Stewart's resignation comes a day after her broker's assistant at Merrill Lynch accepted a plea deal in which he has agreed to testify against her and her broker about the alleged insider trading, a development with the potential to blow a major hole in the home fashion guru's defense.
The assistant, 26-year-old Douglas Faneuil, pleaded guilty in U.S. Magistrate Court in New York Wednesday to taking bribes, including a plane ticket, extra pay and an extra week's vacation in exchange for his silence about the alleged trading.
Prosecutors are trying to prove that Stewart's broker, Peter Bacanovic, tipped her off last December that Samuel Waksal, a personal friend, was trying to sell his shares in biotech firm ImClone Systems Inc. (IMCL: up $0.04 to $7.25, Research, Estimates), which he founded.
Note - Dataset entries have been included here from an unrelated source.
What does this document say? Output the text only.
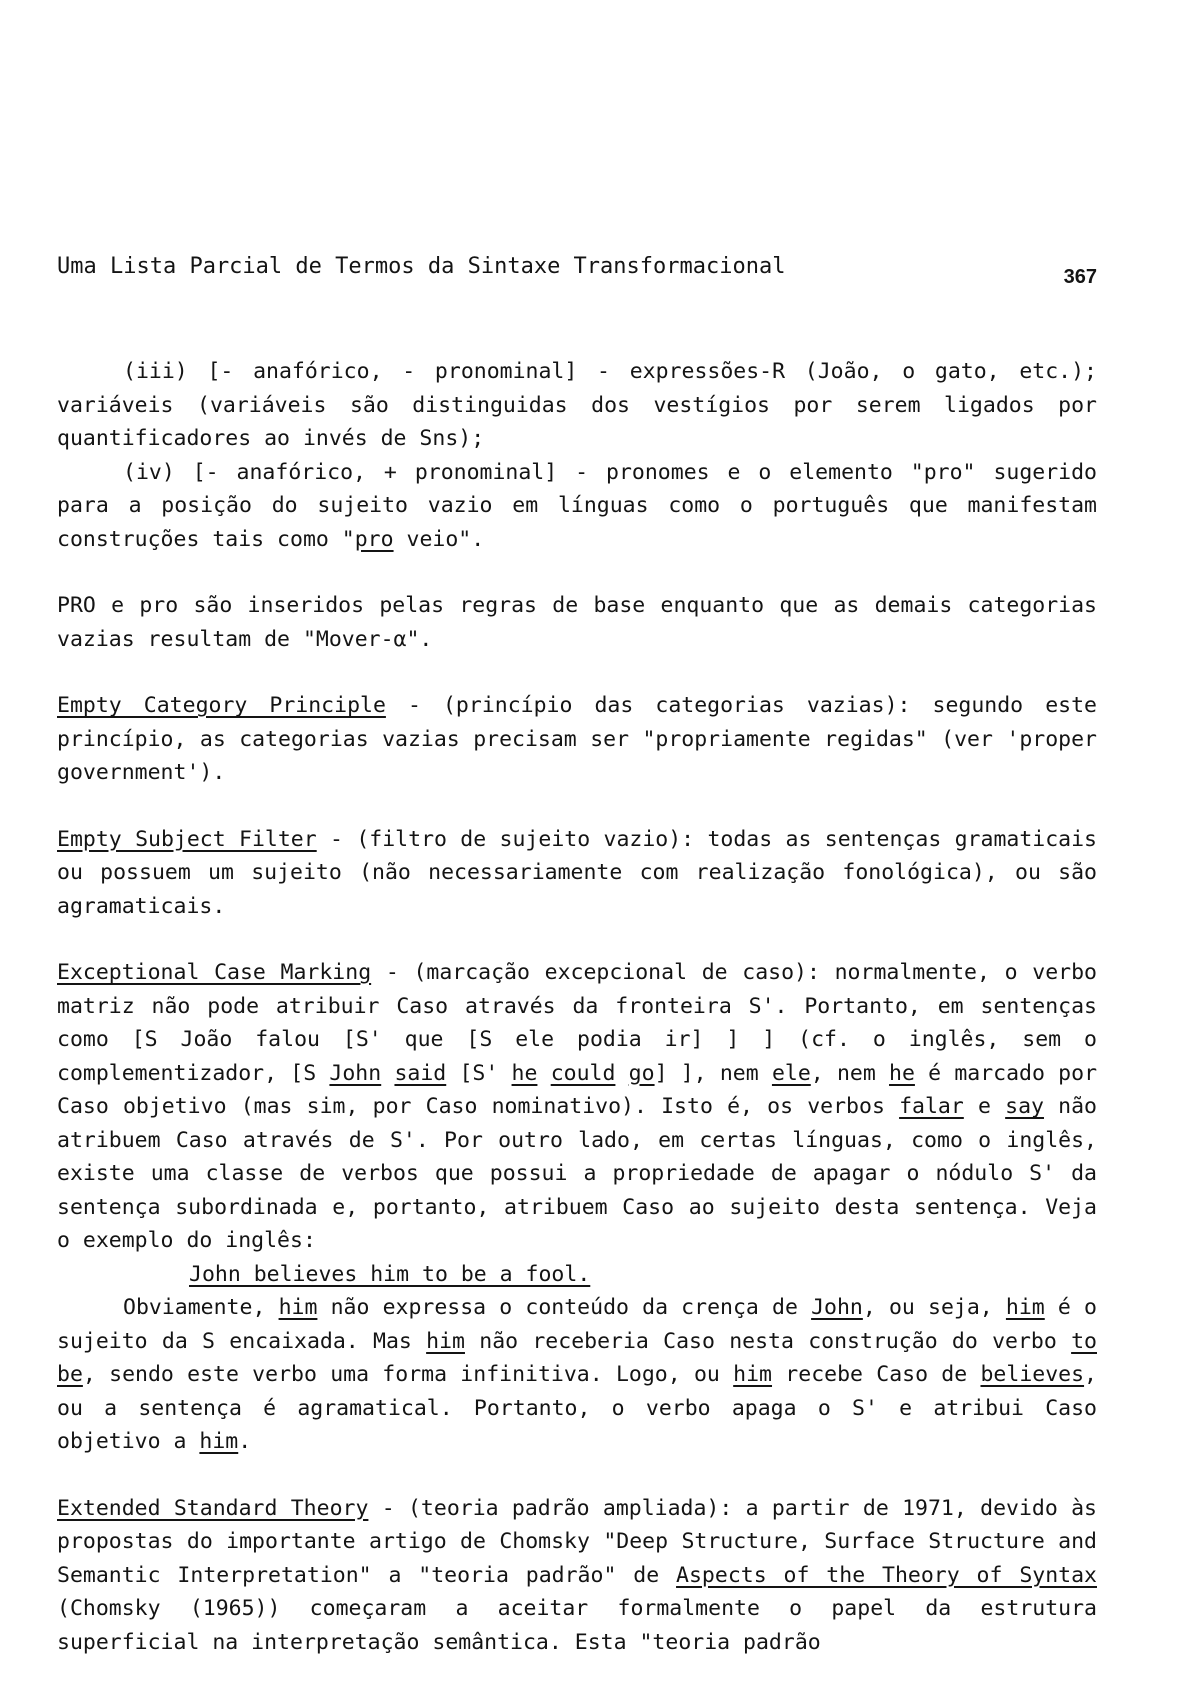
Uma Lista Parcial de Termos da Sintaxe Transformacional	367

(iii) [- anafórico, - pronominal] - expressões-R (João, o gato, etc.); variáveis (variáveis são distinguidas dos vestígios por serem ligados por quantificadores ao invés de Sns);

(iv) [- anafórico, + pronominal] - pronomes e o elemento "pro" sugerido para a posição do sujeito vazio em línguas como o português que manifestam construções tais como "pro veio".

PRO e pro são inseridos pelas regras de base enquanto que as demais categorias vazias resultam de "Mover-α".

Empty Category Principle - (princípio das categorias vazias): segundo este princípio, as categorias vazias precisam ser "propriamente regidas" (ver 'proper government').

Empty Subject Filter - (filtro de sujeito vazio): todas as sentenças gramaticais ou possuem um sujeito (não necessariamente com realização fonológica), ou são agramaticais.

Exceptional Case Marking - (marcação excepcional de caso): normalmente, o verbo matriz não pode atribuir Caso através da fronteira S'. Portanto, em sentenças como [S João falou [S' que [S ele podia ir] ] ] (cf. o inglês, sem o complementizador, [S John said [S' he could go] ], nem ele, nem he é marcado por Caso objetivo (mas sim, por Caso nominativo). Isto é, os verbos falar e say não atribuem Caso através de S'. Por outro lado, em certas línguas, como o inglês, existe uma classe de verbos que possui a propriedade de apagar o nódulo S' da sentença subordinada e, portanto, atribuem Caso ao sujeito desta sentença. Veja o exemplo do inglês:

John believes him to be a fool.

Obviamente, him não expressa o conteúdo da crença de John, ou seja, him é o sujeito da S encaixada. Mas him não receberia Caso nesta construção do verbo to be, sendo este verbo uma forma infinitiva. Logo, ou him recebe Caso de believes, ou a sentença é agramatical. Portanto, o verbo apaga o S' e atribui Caso objetivo a him.

Extended Standard Theory - (teoria padrão ampliada): a partir de 1971, devido às propostas do importante artigo de Chomsky "Deep Structure, Surface Structure and Semantic Interpretation" a "teoria padrão" de Aspects of the Theory of Syntax (Chomsky (1965)) começaram a aceitar formalmente o papel da estrutura superficial na interpretação semântica. Esta "teoria padrão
Stewart sold about 4,000 of her own shares in the company on the same day, according to documents she submitted to congressional investigators.
Waksal, who was indicted last month, pleaded not guilty to charges he tipped off family members that the Food and Drug Administration was about to reject ImClone's application for its cancer drug, Erbitux.
Stewart has not been charged and repeatedly has denied any wrongdoing. She has said that she and Bacanovic had an agreement by which he would sell her ImClone shares if the price dipped below $60.